Clinical laboratory managers and pathologists can expect more personalized medicine products and services as biotech industry flourishes
Its gold rush time in biotech. Because of the promise of biotechnology to improve patient outcomes—and deliver lots of good-paying, clean jobs, even states are competing to attract the top scientists and companies who conduct research into genetics, molecular diagnostics, and healthcare informatics.
This is an auspicious trend for the medical laboratory testing industry. Among other things, innovations in biotechnology are expected to find application in clinical laboratory tests that improve the diagnostic capabilities of pathologists. Biotech underpins genetic medicine and will fuel advances in personalized medicine.
Case in point is the news that Connecticut’s legislature recently passed a bill to authorize nearly a third of a billion dollars to build a research laboratory facility to be operated by Jackson Laboratory (JAX) and other collaborators. It will be a genomic medicine facility. That positions the Nutmeg State to attract and draw biotech companies and help boost its economic outlook.
The collaboration includes Bar Harbor, Maine-based Jackson Laboratory, the State of Connecticut, the University of Connecticut, and Yale University. The new Jackson Laboratory for Genomic Medicine facility will be built on the campus of the University of Connecticut Health Center in Farmington.
“[This is] a strong vote of confidence in The Jackson Laboratory’s scientific research and contributions to better medicine,” declared Edison T. Liu, M.D., President and CEO at JAX in a press release. “By combining Jackson’s strengths in genetics and genetic technologies with the clinical and scientific expertise of Connecticut institutions, we will accelerate the development of new medical tests and treatments tailored to each patient’s unique genetic makeup.”
The plan, called the Connecticut Bioscience Collaboration Loan Program, authorizes the state to issue $290.7 million in new general obligation bonds at an estimated 5% interest rate over 20 years, reported GenomeWeb in its coverage of these developments. JAX is expected to pony up an additional $809 million through its own federal research grants, philanthropy, and service income.
The project expects to employ around 320 people over the first 10 years and 660 people within 15 to 20 years, GW stated. Additionally, 30 senior scientists will each head their own laboratories or research groups. The project will also provide space and staff for translating newly developed research applications into commercial products and services, such as personalized medicine, genetic tests, molecular diagnostics, and therapeutics.
Worldwide Boom in Demand Fuels State Competition for Biotech Dollars
According to a recent story in the New York Times, the biotech industry is booming and off to a great start in 2012. Global Industry Analysts, Inc. (GIA) predicts that the global market for biotechnology will surpass $320 billion by 2015, the Times stated. Three factors fueling the growth include:
• increased availability of funding for R&D,
• expanding use of biotech in agriculture and medicine; and,
• favorable government initiatives expected to drive growth.
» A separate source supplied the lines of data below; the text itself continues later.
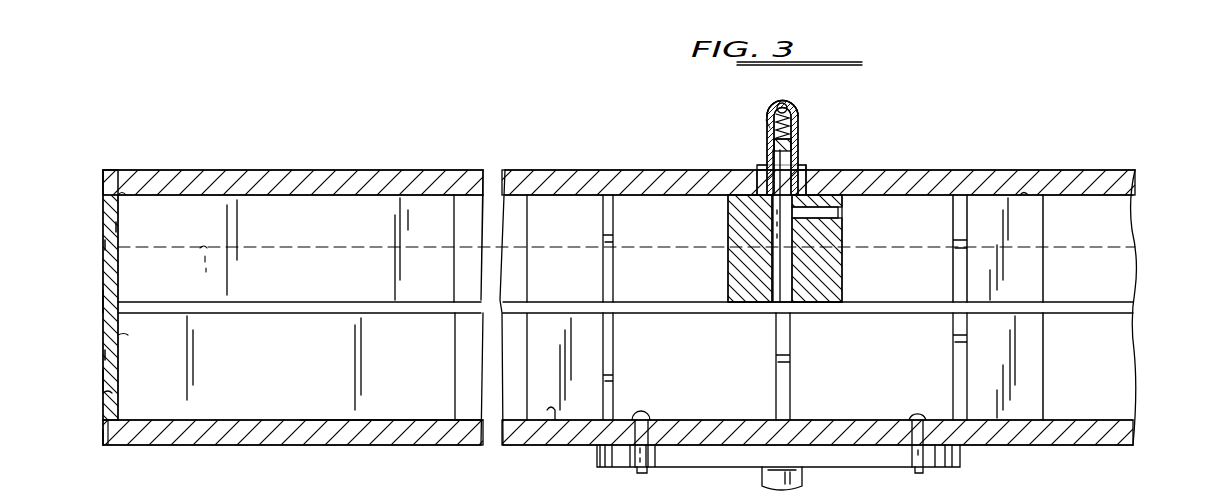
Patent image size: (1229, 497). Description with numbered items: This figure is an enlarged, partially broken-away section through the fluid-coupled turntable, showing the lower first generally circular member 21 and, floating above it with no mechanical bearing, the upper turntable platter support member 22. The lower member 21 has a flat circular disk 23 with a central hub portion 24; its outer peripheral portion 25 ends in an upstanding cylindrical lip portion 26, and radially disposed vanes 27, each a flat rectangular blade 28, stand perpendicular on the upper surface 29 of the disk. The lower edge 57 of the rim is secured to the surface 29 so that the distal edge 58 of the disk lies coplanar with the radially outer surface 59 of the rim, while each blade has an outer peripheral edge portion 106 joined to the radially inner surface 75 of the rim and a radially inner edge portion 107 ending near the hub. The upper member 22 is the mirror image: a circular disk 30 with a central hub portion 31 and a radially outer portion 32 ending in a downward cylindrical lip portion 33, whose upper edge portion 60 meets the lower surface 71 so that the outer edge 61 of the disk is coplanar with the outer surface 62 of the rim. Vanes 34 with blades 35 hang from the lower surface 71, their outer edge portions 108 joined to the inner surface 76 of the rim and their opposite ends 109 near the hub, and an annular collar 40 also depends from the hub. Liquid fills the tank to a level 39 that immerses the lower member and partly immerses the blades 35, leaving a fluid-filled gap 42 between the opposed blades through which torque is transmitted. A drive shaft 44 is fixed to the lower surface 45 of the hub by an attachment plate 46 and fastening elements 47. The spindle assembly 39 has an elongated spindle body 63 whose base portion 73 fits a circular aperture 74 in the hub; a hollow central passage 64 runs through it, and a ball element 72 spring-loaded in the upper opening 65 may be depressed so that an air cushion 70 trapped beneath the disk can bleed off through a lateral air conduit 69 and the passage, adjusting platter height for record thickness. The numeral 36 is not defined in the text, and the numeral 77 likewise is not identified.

The first generally circular member 21 is at (1159, 400).
The turntable platter support member 22 is at (1155, 264).
The generally flat circular disk 23 is at (397, 445).
The central hub portion 24 is at (808, 412).
The outer peripheral portion 25 is at (152, 445).
The cylindrical lip portion 26 is at (106, 382).
The radially disposed vanes 27 is at (1128, 358).
The flat rectangular blade 28 is at (306, 381).
The upper surface of the disk 29 is at (541, 425).
The generally flat circular disk 30 is at (428, 182).
The central hub portion 31 is at (842, 160).
The radially outer portion 32 is at (178, 183).
The cylindrical lip portion 33 is at (108, 264).
The radially disposed vanes 34 is at (1122, 228).
The flat rectangular blade 35 is at (340, 276).
The partition 36 is at (932, 195).
The spindle assembly 39 is at (751, 126).
The annular collar 40 is at (728, 260).
The fluid-filled gap 42 is at (108, 164).
The drive shaft 44 is at (802, 476).
The lower surface 45 is at (1060, 445).
The attachment plate 46 is at (960, 463).
The fastening elements 47 is at (648, 415).
The lower edge of the rim portion 57 is at (108, 445).
The distal edge of the disk 58 is at (103, 442).
The radially outer surface of the rim portion 59 is at (116, 397).
The upper edge portion 60 is at (124, 195).
The radially outer edge of the disk 61 is at (103, 190).
The radially outer surface of the rim portion 62 is at (103, 282).
The elongated spindle body 63 is at (767, 135).
The hollow central passage 64 is at (776, 162).
The upper opening 65 is at (770, 104).
The lateral air conduit 69 is at (930, 195).
The air cushion 70 is at (868, 243).
The lower surface of the disk 71 is at (1030, 195).
The ball element 72 is at (786, 105).
The base portion 73 is at (805, 172).
The circular aperture 74 is at (758, 182).
The radially inner surface of the annular rim portion 75 is at (120, 334).
The radially inner surface of the annular rim portion 76 is at (122, 229).
The spring 77 is at (790, 128).
The outer peripheral edge portion 106 is at (105, 355).
The radially inner edge portion 107 is at (455, 420).
The outer edge portions 108 is at (103, 240).
The opposite end 109 is at (454, 226).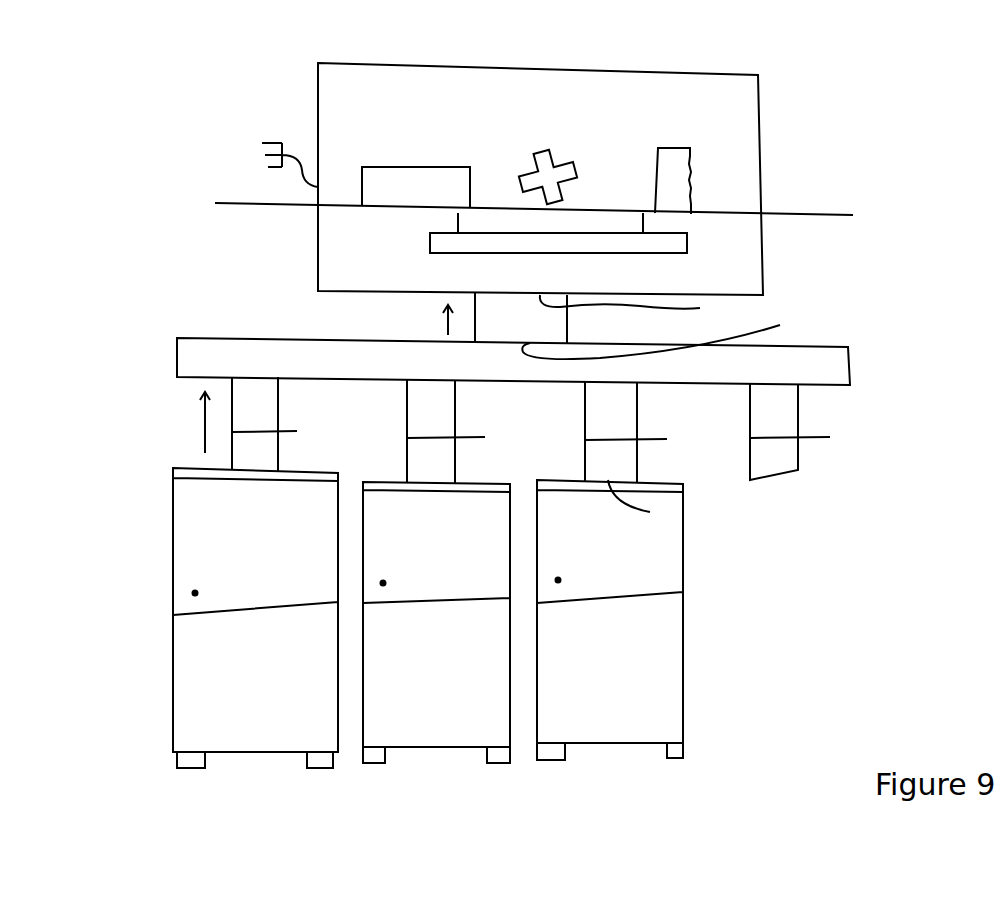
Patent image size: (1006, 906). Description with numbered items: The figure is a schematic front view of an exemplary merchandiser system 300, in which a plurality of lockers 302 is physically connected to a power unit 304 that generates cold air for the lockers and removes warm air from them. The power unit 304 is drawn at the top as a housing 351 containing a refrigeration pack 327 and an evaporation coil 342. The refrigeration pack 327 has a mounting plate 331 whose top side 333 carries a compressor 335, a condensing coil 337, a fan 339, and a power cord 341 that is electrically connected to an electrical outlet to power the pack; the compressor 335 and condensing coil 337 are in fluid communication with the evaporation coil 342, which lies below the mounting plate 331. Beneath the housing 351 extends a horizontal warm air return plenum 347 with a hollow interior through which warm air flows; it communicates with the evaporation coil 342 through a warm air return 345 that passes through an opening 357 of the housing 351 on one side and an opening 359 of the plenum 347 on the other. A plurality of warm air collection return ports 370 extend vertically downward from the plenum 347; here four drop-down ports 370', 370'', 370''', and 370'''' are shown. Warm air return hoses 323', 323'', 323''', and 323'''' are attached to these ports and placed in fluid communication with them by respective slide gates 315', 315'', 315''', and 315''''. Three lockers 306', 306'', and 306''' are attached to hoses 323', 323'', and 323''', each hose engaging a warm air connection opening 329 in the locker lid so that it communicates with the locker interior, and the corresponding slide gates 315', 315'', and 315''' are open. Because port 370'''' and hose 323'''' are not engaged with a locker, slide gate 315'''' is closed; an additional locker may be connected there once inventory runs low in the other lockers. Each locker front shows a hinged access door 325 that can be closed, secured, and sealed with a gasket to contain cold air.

The merchandiser system 300 is at (879, 118).
The plurality of lockers 302 is at (132, 557).
The power unit 304 is at (158, 111).
The locker 306' is at (255, 641).
The locker 306'' is at (436, 643).
The locker 306''' is at (653, 642).
The slide gate 315' is at (316, 424).
The slide gate 315'' is at (488, 425).
The slide gate 315''' is at (667, 433).
The slide gate 315'''' is at (843, 432).
The warm air return hose 323' is at (297, 451).
The warm air return hose 323'' is at (474, 460).
The warm air return hose 323''' is at (660, 461).
The warm air return hose 323'''' is at (830, 464).
The hinged access door 325 is at (667, 567).
The refrigeration pack 327 is at (779, 169).
The warm air connection opening 329 is at (650, 512).
The mounting plate 331 is at (872, 204).
The top side 333 is at (227, 203).
The compressor 335 is at (415, 175).
The condensing coil 337 is at (670, 133).
The fan 339 is at (568, 143).
The power cord 341 is at (260, 124).
The evaporation coil 342 is at (703, 243).
The warm air return 345 is at (577, 324).
The warm air return plenum 347 is at (864, 358).
The housing 351 is at (768, 105).
The opening 357 is at (647, 313).
The opening 359 is at (675, 333).
The plurality of warm air collection return ports 370 is at (125, 421).
The warm air collection port 370' is at (294, 404).
The warm air collection port 370'' is at (471, 409).
The warm air collection port 370''' is at (652, 411).
The warm air collection port 370'''' is at (824, 411).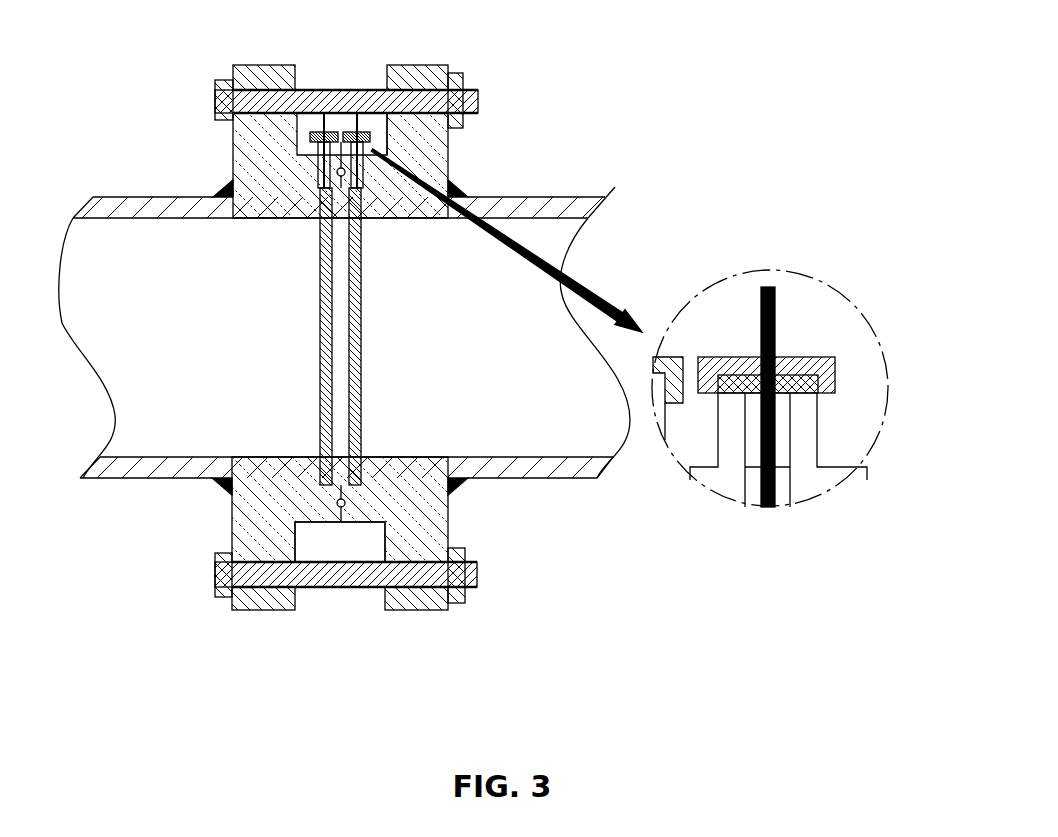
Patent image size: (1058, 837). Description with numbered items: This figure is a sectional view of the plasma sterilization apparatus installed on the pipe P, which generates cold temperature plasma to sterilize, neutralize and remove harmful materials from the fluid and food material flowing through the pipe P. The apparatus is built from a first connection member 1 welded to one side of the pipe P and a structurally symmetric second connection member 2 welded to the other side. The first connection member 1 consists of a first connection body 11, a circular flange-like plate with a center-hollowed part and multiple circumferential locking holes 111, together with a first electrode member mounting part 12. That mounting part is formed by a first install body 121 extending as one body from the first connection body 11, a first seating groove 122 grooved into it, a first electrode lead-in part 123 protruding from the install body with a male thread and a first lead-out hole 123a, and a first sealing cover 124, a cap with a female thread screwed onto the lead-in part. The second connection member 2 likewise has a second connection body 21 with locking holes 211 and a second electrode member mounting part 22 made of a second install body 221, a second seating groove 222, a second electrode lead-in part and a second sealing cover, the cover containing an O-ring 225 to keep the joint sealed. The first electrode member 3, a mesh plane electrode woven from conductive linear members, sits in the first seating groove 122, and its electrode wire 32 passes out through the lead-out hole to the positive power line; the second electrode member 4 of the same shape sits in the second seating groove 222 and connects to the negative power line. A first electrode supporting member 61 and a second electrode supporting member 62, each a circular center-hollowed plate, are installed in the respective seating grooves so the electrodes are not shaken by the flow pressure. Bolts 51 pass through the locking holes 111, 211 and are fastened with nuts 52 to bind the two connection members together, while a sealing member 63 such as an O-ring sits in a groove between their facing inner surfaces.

The first connection member 1 is at (78, 33).
The first connection body 11 is at (240, 85).
The locking holes 111 is at (220, 84).
The first electrode member mounting part 12 is at (132, 82).
The first install body 121 is at (240, 160).
The first seating groove 122 is at (230, 183).
The first electrode lead-in part 123 is at (312, 150).
The first lead-out hole 123a is at (325, 122).
The first sealing cover 124 is at (312, 134).
The second connection member 2 is at (604, 33).
The second connection body 21 is at (444, 66).
The locking holes 211 is at (455, 90).
The second electrode member mounting part 22 is at (550, 82).
The second install body 221 is at (452, 160).
The second seating groove 222 is at (458, 183).
The O-ring 225 is at (835, 378).
The first electrode member 3 is at (310, 320).
The electrode wire 32 is at (776, 306).
The second electrode member 4 is at (370, 320).
The bolts 51 is at (218, 600).
The nuts 52 is at (458, 605).
The first electrode supporting member 61 is at (300, 523).
The second electrode supporting member 62 is at (368, 530).
The sealing member 63 is at (340, 508).
The pipe P is at (98, 478).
States like Connecticut are vying aggressively to increase their share of the biotech market. In their search for smart and sound economic development models, policymakers see the biotech and genetic medicine bandwagon as a way to create much needed job opportunities. Supporters of the Connecticut plan view the JAX project as a way to anchor a new bioscience hub that will attract other biotech businesses.
“[W]e took the next step toward reinventing Connecticut as a leader in the industry by officially welcoming JAX to the state,” announced Connecticut Governor Dannel P. Malloy, in the press release. The plan, he stated, is about making Connecticut a leader in a growth industry.
Beth Bye, Connecticut senator from the 5th Senate District—which includes parts of Farmington where the new facility will be located—supported the project. “This is the right sector at the right time and this is the right company,” she declared.
Even detractors acknowledge the economy-stimulating potential of biotech. The primary critic of Connecticut’s JAX plan is Len Suzio, State Senator from the 13th District. “[Biotech] is an exciting field, and I can hear the euphoria,” he stated in the GW piece. However, Suzio and other legislators who opposed to the terms of the JAX plan, considered the project to be too expensive and too risky for the state.
Skilled Workers Essential to Attracting Biotech
Three assets essential to the R&D-intensive biotech industry that enabled Connecticut to land the JAX deal included:
- medical research facilities, such as the University of Connecticut in Farmington and Yale University;
- resources to fund collaborations, land, faculty and support staff; and
- a pool of educated, skilled workers.
Projects like the Jackson Laboratory of Genomic Medicine are widely expected to generate more opportunities for personalized medicine products and services. For clinical laboratory professionals and pathologists in Connecticut, the new research laboratory may be a source of employment. At a minimum, as research spills out of the Jackson Laboratory, it is likely that collaborations with medical laboratories in the region will develop as part of the process to validate the clinical performance of newly-developed genetic tests and molecular assays.